Skelton also quotes a study saying the real loss to the state in lost Internet taxes is $1.7 billion. But that would include taxing all such sales, not just the affiliates affected by Skinner’s bill. And there’s no way the Republican-controlled U.S. House of Representatives is going to let that happen.
Whatever their many faults in other areas, Republicans at the national level are allergic to any new taxes. If they forget that, the Tea Party activists will remind them. And last December, even President Obama considered it prudent to extend the Bush tax cuts.
Static Thinking
Moreover, the Legislature’s own analysis of AB 153 found:
In a purely static world with full retailer compliance, BOE [Board of Eqalization] estimates increased state and local revenues of $152 million in fiscal year (FY) 2011-12 and $317 million in FY 2012-13. These estimates are based on the combination of (1) the amount of revenues currently being collected in New York, adjusted for California’s larger economy, and (2) increased revenues associated with out-of-state retailers that sell to California consumers on eBay that would have a use tax collection obligation under this bill.

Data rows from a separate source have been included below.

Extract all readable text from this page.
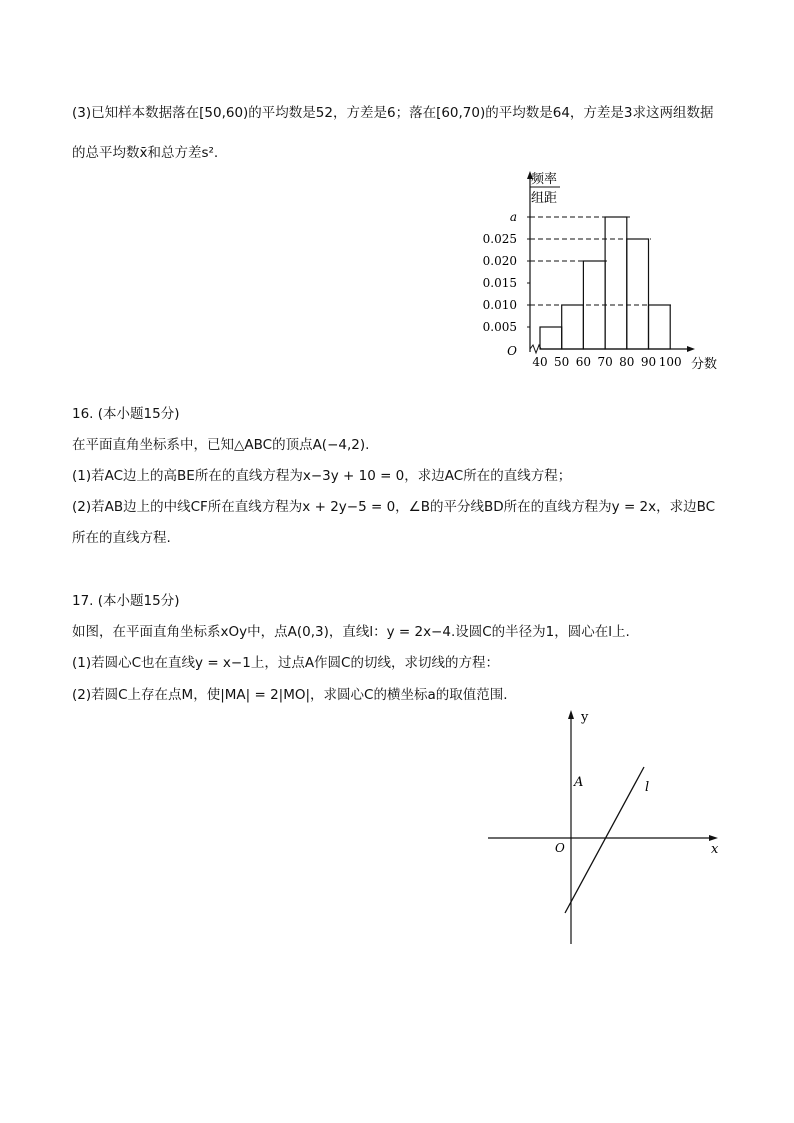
(3)已知样本数据落在[50,60)的平均数是52，方差是6；落在[60,70)的平均数是64，方差是3求这两组数据
的总平均数x̄和总方差s².
频率
组距
分数
O
40 50 60 70 80 90 100
0.005
0.010
0.015
0.020
0.025
a
16. (本小题15分)
在平面直角坐标系中，已知△ABC的顶点A(−4,2).
(1)若AC边上的高BE所在的直线方程为x−3y + 10 = 0，求边AC所在的直线方程；
(2)若AB边上的中线CF所在直线方程为x + 2y−5 = 0，∠B的平分线BD所在的直线方程为y = 2x，求边BC
所在的直线方程.
17. (本小题15分)
如图，在平面直角坐标系xOy中，点A(0,3)，直线l：y = 2x−4.设圆C的半径为1，圆心在l上.
(1)若圆心C也在直线y = x−1上，过点A作圆C的切线，求切线的方程：
(2)若圆C上存在点M，使|MA| = 2|MO|，求圆心C的横坐标a的取值范围.
y
x
O
A	l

So, instead of the up to $500 million Skinner says might be collected, it might be just $152 million. And notice the key word “static.” That means the estimate assumes Amazon won’t fire its affiliates; and the affiliates won’t be hurt and many of the shut down, or move to more accommodating states.

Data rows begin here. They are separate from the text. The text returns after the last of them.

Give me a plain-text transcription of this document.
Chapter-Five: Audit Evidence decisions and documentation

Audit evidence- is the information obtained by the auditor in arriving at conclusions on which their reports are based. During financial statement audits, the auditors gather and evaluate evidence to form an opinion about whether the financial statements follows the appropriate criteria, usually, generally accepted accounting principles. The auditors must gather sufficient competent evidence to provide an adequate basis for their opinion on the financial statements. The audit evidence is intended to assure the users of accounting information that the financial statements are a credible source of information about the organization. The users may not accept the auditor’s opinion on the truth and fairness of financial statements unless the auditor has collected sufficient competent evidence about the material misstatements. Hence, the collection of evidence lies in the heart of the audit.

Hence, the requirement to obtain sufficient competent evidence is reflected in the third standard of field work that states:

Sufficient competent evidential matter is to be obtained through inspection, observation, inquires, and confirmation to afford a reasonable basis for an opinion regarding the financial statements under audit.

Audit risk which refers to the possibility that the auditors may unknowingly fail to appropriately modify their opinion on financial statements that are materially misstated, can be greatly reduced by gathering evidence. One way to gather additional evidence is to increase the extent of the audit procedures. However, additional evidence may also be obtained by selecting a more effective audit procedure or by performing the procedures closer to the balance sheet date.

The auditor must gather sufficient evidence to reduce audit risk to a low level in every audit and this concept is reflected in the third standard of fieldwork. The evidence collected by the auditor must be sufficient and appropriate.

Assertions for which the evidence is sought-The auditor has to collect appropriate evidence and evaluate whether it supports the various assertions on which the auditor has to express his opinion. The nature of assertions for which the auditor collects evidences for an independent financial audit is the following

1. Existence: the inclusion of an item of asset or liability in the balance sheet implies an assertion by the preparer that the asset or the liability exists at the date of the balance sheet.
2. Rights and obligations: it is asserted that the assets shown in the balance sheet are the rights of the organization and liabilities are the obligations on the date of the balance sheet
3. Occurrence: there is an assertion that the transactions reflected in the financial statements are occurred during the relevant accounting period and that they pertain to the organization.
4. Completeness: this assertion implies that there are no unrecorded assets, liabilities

Let’s do the math: If only $152 million is collected, but $124 million in income taxes are lost (as Runner says), then the net would be just $26 million. That’s less than $1 per Californian.
Another California Suicide Attempt
Now, here’s where the California suicide attempt comes in.
Despite its many problems, California remains the world center of Internet technology. Apple, Intel, Facebook, Google and many others dominate software and hardware from Silicon Valley.
And down in Orange County, Conexant and Broadcom dominate the crucial Internet switching systems that send “packets” of bits and bytes around the globe.
California’s policy on the Internet should be: frictionless Internet activity. The more activity on the Internet, not just in California but around the country and the world, the more people everywhere will buy Apple computers, Intel microchips, Facebook advertising, Google advertising and Conexant and Broadcom switches.
The more all those things are bought and used, the more jobs are created in California. And the more all those things are made in California, the more income, sales and property taxes will be paid by our workers and businesses.
Moreover, if Skinner’s tax goes through, that will just be the beginning of more taxes imposed on the Internet. Not just in America, but around the world.
Soon, the Internet will slow down to the crawl suffered by drivers on California’s underbuilt, clogged roads and expressways.
It’s impossible to calculate the amount of business, and tax revenue, that would be lost should the Internet get bogged down in more taxes and regulations. But California, as the epicenter of Internet innovation and evolution, would be hit as hard as Japan just was by the Tohoku earthquake, tsunami and nuclear crisis.
It would make as much sense as Detroit favoring higher gas taxes. Or Hollywood backing a new, $5 tax on movie tickets. Or George Skelton favoring a special tax on political pundits.
That is, California pushing an Internet tax would be suicidal. The state doesn’t need to drink the Kool-Aid of another tax increase, but to start making California once again a friendly place for business, jobs creation and innovation.